Soundtrack: Nobody can save me now by Linkin Park
With everything that’s been going on the past few weeks, I’m strangely keeping it together. Usually, I cry and get uncontrollably upset, but I find that all the bullshit doesn’t bother me. I’m just unsure if that’s a good thing or a bad thing?
I’m one to lose sleep over things. I think about everything and anything and it can keep my up for hours. You would think that the recent events on the past few weeks would keep me wide awake. But, no. I think I’ve been getting the best sleep I’d had in a long time. With everyone who’s been following, my family and I recently had a giant fall out. I finally laid out everything on the table. I put on my armor and stood up for myself. It felt good to not care for the first time in a long time.
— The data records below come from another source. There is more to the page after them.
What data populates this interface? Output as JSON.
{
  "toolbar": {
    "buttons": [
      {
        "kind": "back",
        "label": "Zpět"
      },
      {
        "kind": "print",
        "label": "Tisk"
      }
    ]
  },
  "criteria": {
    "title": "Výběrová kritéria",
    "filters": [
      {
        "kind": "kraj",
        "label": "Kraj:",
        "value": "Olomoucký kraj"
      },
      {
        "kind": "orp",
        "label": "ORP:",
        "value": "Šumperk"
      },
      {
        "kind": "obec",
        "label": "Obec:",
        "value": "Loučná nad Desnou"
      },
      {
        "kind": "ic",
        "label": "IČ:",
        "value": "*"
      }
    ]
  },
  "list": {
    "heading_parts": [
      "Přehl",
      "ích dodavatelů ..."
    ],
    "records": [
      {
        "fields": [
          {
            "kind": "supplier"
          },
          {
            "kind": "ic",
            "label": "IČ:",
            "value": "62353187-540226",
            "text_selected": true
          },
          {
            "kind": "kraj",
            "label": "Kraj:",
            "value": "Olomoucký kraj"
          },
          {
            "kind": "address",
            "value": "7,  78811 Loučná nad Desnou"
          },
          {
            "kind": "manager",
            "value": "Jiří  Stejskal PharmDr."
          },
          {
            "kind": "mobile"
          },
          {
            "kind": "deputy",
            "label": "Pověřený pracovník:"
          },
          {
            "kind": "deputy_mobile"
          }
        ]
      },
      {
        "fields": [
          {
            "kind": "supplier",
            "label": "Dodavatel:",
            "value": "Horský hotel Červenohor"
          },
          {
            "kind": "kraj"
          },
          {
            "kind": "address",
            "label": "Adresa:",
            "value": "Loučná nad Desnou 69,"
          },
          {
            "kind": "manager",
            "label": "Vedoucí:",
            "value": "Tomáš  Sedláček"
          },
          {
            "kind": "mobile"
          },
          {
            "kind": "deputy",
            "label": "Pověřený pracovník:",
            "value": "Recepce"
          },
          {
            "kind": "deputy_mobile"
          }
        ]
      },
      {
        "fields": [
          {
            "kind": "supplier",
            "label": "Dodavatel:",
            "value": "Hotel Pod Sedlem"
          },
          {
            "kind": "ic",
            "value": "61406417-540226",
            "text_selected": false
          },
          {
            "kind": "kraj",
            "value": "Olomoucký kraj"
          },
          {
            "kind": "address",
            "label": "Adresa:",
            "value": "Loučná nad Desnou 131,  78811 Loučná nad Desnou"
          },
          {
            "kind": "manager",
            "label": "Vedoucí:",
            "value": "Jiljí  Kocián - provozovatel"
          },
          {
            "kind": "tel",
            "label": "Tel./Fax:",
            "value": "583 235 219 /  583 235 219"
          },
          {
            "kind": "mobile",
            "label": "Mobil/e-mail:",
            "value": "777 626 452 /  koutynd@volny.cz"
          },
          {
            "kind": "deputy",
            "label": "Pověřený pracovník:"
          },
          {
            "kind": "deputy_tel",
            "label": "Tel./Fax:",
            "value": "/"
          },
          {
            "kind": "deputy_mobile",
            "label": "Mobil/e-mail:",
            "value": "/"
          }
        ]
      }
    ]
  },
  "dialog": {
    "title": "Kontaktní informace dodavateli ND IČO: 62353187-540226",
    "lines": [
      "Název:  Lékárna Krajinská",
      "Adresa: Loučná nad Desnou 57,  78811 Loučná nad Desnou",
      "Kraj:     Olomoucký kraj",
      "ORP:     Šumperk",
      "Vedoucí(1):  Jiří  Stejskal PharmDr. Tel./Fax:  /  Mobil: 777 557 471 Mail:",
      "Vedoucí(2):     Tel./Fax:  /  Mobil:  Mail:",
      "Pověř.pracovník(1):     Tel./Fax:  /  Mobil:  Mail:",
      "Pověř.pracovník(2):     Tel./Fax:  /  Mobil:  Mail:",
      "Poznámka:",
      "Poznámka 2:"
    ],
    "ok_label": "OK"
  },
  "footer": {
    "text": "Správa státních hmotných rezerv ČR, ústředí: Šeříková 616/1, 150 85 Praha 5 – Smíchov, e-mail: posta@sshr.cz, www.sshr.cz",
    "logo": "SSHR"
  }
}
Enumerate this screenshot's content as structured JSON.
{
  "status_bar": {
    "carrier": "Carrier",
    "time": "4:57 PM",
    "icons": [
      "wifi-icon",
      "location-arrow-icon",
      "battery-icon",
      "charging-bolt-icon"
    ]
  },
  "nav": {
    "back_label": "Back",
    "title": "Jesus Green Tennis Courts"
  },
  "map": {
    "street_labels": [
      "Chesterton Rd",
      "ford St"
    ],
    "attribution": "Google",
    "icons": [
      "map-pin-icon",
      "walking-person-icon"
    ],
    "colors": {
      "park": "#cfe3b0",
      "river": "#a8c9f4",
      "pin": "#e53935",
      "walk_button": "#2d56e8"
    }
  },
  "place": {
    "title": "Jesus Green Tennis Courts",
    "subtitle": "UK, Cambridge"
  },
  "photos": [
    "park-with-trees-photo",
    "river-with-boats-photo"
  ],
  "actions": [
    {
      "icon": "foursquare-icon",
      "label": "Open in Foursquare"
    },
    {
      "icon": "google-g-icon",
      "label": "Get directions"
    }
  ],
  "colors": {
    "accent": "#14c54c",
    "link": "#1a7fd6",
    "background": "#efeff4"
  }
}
Saturday, I was working my normal 13 hour shift. When Brandon texted me and told me he got free tickets to the All Star race here in Charlotte. Within a minute, I found out Machine Gun Kelly was performing! I girled out lol. I finished my shift, I rushed home, showered and I took an Uber for the first time ever. We had an AMAZING time. There was this great bar area we were hanging out at that had a wonderful view of the track. Then we went to where MGK was going to play. We were right there, almost on the stage and I got amazing videos/pictures. We met some awesome people, I scored from free merchandise and then we walked on home (yes, I live that close to Charlotte Motor speedway..awesome right?)
That was one of the best nights I have had in a very long time. It was free admission, it cost us $20 in beer and a $6 Uber ride. It all worked out and I love when life does that. It’s like a “Hey Jordan! I know shit’s been not going your way for a while, so here’s a bone.” Thanks Life!
I finally got to where work is going great again, I’m starting to feel better and my weight loss is still going pretty well. The only person who can keep my down is me and after almost two months of being down, I’m getting my ass back up because this is life and it sucks sometimes, but then there’s good that happens and that is worth living for.